2.4.4 Menentukan kematangan kompos
Menurut Isroi (2007), untuk mengetahui tingkat kematangan kompos dapat dilakukan dengan uji di laboratorium ataupun pengamatan sederhana di lapangan. Berikut ini disampaikan beberapa cara sederhana untuk mengetahui tingkat kematangan kompos :
1. Penyusutan bahan baku
Terjadi penyusutan volume/bobot kompos seiring dengan kematangan kompos.Besarnya penyusutan tergantung pada karakteristik bahan mentah dan tingkat kematangan kompos. Penyusutan berkisar antara 20–40%. Apabila penyusutannya masih kecil/sedikit, kemungkinan proses pengomposan belum selesai dan kompos belum matang.
2. Warna kompos
Warna kompos yang sudah matang adalah coklat kehitam-hitaman.

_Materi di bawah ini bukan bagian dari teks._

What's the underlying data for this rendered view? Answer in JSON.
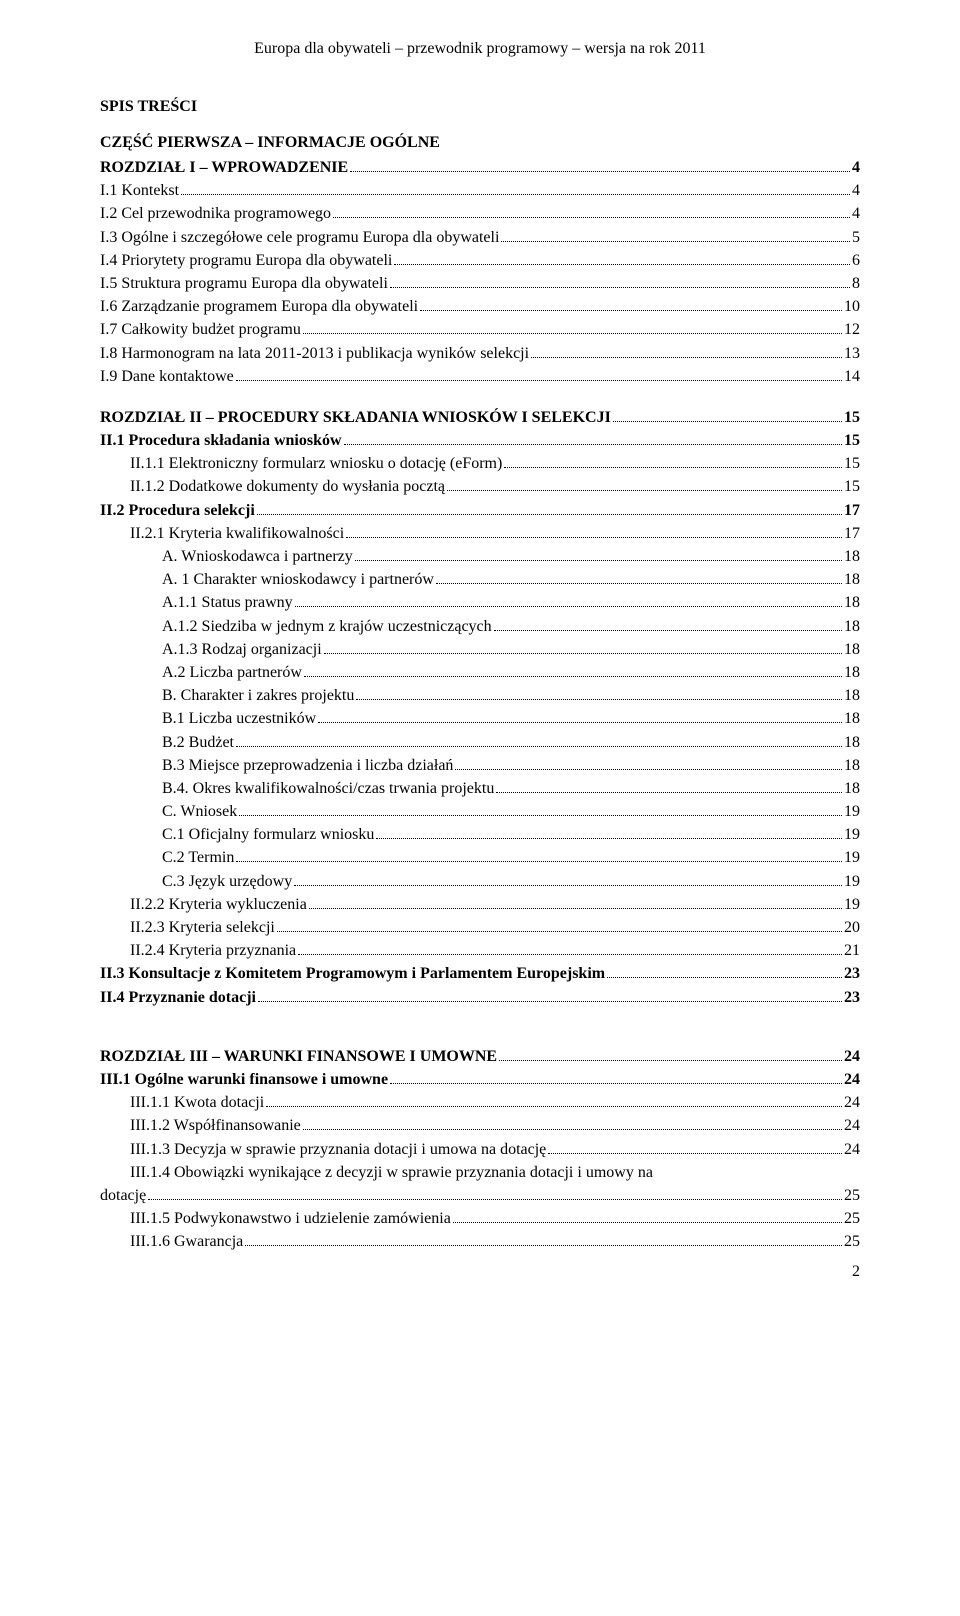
{
  "colors": {
    "background": "#ffffff",
    "text": "#000000"
  },
  "typography": {
    "font_family": "Times New Roman",
    "base_size_pt": 12
  },
  "header": "Europa dla obywateli – przewodnik programowy – wersja na rok 2011",
  "toc_title": "SPIS TREŚCI",
  "section_headings": {
    "part1": "CZĘŚĆ PIERWSZA – INFORMACJE OGÓLNE"
  },
  "entries": [
    {
      "label": "ROZDZIAŁ I – WPROWADZENIE",
      "page": "4",
      "bold": true,
      "indent": 0
    },
    {
      "label": "I.1 Kontekst",
      "page": "4",
      "bold": false,
      "indent": 0
    },
    {
      "label": "I.2 Cel przewodnika programowego",
      "page": "4",
      "bold": false,
      "indent": 0
    },
    {
      "label": "I.3 Ogólne i szczegółowe cele programu Europa dla obywateli",
      "page": "5",
      "bold": false,
      "indent": 0
    },
    {
      "label": "I.4 Priorytety programu Europa dla obywateli",
      "page": "6",
      "bold": false,
      "indent": 0
    },
    {
      "label": "I.5 Struktura programu Europa dla obywateli",
      "page": "8",
      "bold": false,
      "indent": 0
    },
    {
      "label": "I.6 Zarządzanie programem Europa dla obywateli",
      "page": "10",
      "bold": false,
      "indent": 0
    },
    {
      "label": "I.7 Całkowity budżet programu",
      "page": "12",
      "bold": false,
      "indent": 0
    },
    {
      "label": "I.8 Harmonogram na lata 2011-2013 i publikacja wyników selekcji",
      "page": "13",
      "bold": false,
      "indent": 0
    },
    {
      "label": "I.9 Dane kontaktowe",
      "page": "14",
      "bold": false,
      "indent": 0
    },
    {
      "label": "ROZDZIAŁ II – PROCEDURY SKŁADANIA WNIOSKÓW I SELEKCJI",
      "page": "15",
      "bold": true,
      "indent": 0
    },
    {
      "label": "II.1 Procedura składania wniosków",
      "page": "15",
      "bold": true,
      "indent": 0
    },
    {
      "label": "II.1.1 Elektroniczny formularz wniosku o dotację (eForm)",
      "page": "15",
      "bold": false,
      "indent": 1
    },
    {
      "label": "II.1.2 Dodatkowe dokumenty do wysłania pocztą",
      "page": "15",
      "bold": false,
      "indent": 1
    },
    {
      "label": "II.2 Procedura selekcji",
      "page": "17",
      "bold": true,
      "indent": 0
    },
    {
      "label": "II.2.1 Kryteria kwalifikowalności",
      "page": "17",
      "bold": false,
      "indent": 1
    },
    {
      "label": "A. Wnioskodawca i partnerzy",
      "page": "18",
      "bold": false,
      "indent": 2
    },
    {
      "label": "A. 1 Charakter wnioskodawcy i partnerów",
      "page": "18",
      "bold": false,
      "indent": 2
    },
    {
      "label": "A.1.1 Status prawny",
      "page": "18",
      "bold": false,
      "indent": 2
    },
    {
      "label": "A.1.2 Siedziba w jednym z krajów uczestniczących",
      "page": "18",
      "bold": false,
      "indent": 2
    },
    {
      "label": "A.1.3 Rodzaj organizacji",
      "page": "18",
      "bold": false,
      "indent": 2
    },
    {
      "label": "A.2 Liczba partnerów",
      "page": "18",
      "bold": false,
      "indent": 2
    },
    {
      "label": "B. Charakter i zakres projektu",
      "page": "18",
      "bold": false,
      "indent": 2
    },
    {
      "label": "B.1 Liczba uczestników",
      "page": "18",
      "bold": false,
      "indent": 2
    },
    {
      "label": "B.2 Budżet",
      "page": "18",
      "bold": false,
      "indent": 2
    },
    {
      "label": "B.3 Miejsce przeprowadzenia i liczba działań",
      "page": "18",
      "bold": false,
      "indent": 2
    },
    {
      "label": "B.4. Okres kwalifikowalności/czas trwania projektu",
      "page": "18",
      "bold": false,
      "indent": 2
    },
    {
      "label": "C.  Wniosek",
      "page": "19",
      "bold": false,
      "indent": 2
    },
    {
      "label": "C.1 Oficjalny formularz wniosku",
      "page": "19",
      "bold": false,
      "indent": 2
    },
    {
      "label": "C.2 Termin",
      "page": "19",
      "bold": false,
      "indent": 2
    },
    {
      "label": "C.3 Język urzędowy",
      "page": "19",
      "bold": false,
      "indent": 2
    },
    {
      "label": "II.2.2 Kryteria wykluczenia",
      "page": "19",
      "bold": false,
      "indent": 1
    },
    {
      "label": "II.2.3 Kryteria selekcji",
      "page": "20",
      "bold": false,
      "indent": 1
    },
    {
      "label": "II.2.4 Kryteria przyznania",
      "page": "21",
      "bold": false,
      "indent": 1
    },
    {
      "label": "II.3 Konsultacje z Komitetem Programowym i Parlamentem Europejskim",
      "page": "23",
      "bold": true,
      "indent": 0
    },
    {
      "label": "II.4 Przyznanie dotacji",
      "page": "23",
      "bold": true,
      "indent": 0
    },
    {
      "label": "ROZDZIAŁ III – WARUNKI FINANSOWE I UMOWNE",
      "page": "24",
      "bold": true,
      "indent": 0
    },
    {
      "label": "III.1 Ogólne warunki finansowe i umowne",
      "page": "24",
      "bold": true,
      "indent": 0
    },
    {
      "label": "III.1.1 Kwota dotacji",
      "page": "24",
      "bold": false,
      "indent": 1
    },
    {
      "label": "III.1.2 Współfinansowanie",
      "page": "24",
      "bold": false,
      "indent": 1
    },
    {
      "label": "III.1.3 Decyzja w sprawie przyznania dotacji i umowa na dotację",
      "page": "24",
      "bold": false,
      "indent": 1
    },
    {
      "label_prefix": "III.1.4 Obowiązki wynikające z decyzji w sprawie przyznania dotacji i umowy na",
      "label": "dotację",
      "page": "25",
      "bold": false,
      "indent": 1,
      "wrapped": true
    },
    {
      "label": "III.1.5 Podwykonawstwo i udzielenie zamówienia",
      "page": "25",
      "bold": false,
      "indent": 1
    },
    {
      "label": "III.1.6 Gwarancja",
      "page": "25",
      "bold": false,
      "indent": 1
    }
  ],
  "footer_page_number": "2",
  "spacing": {
    "gap_before_rozdzial2": true,
    "gap_before_rozdzial3": true
  }
}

Apabila kompos masih berwarna hijau atau warnanya mirip dengan bahan mentahnya berarti kompos tersebut belum matang. Selama proses pengomposan pada permukaan kompos seringkali juga terlihat miselium jamur yang berwarna putih.
3. Struktur bahan baku
Kompos yang telah matang akan terasa lunak ketika dihancurkan. Bentuk kompos mungkin masih menyerupai bahan asalnya, tetapi ketika diremas akan mudah hancur.
4. Bau
Kompos yang sudah matang berbau seperti tanah dan bau bahan bakunya sudah berubah, meskipun kompos dari sampah kota. Apabila kompos tercium bau yang tidak sedap, berarti terjadi fermentasi anaerob dan menghasilkan senyawa-senyawa berbau yang mungkin berbahaya bagi tanaman. Dan apabila kompos masih berbau seperti bahan mentahnya berarti kompos masih belum matang.
5. Suhu
Suhu kompos yang sudah matang mendekati dengan suhu awal pengomposan. Suhu kompos yang masih tinggi, atau di atas 50o C, berarti proses pengomposan masih berlangsung aktif dan kompos belum cukup matang.

2.4.5 Pengemasan kompos
Kompos yang sudah matang segera dikemas, kompos tersebut dikemas dengan karung dengan berat 25 kg tiap karung, setelah pengemasan selesai kompos siap untuk dijual atau langsung diaplikasikan pada tanaman.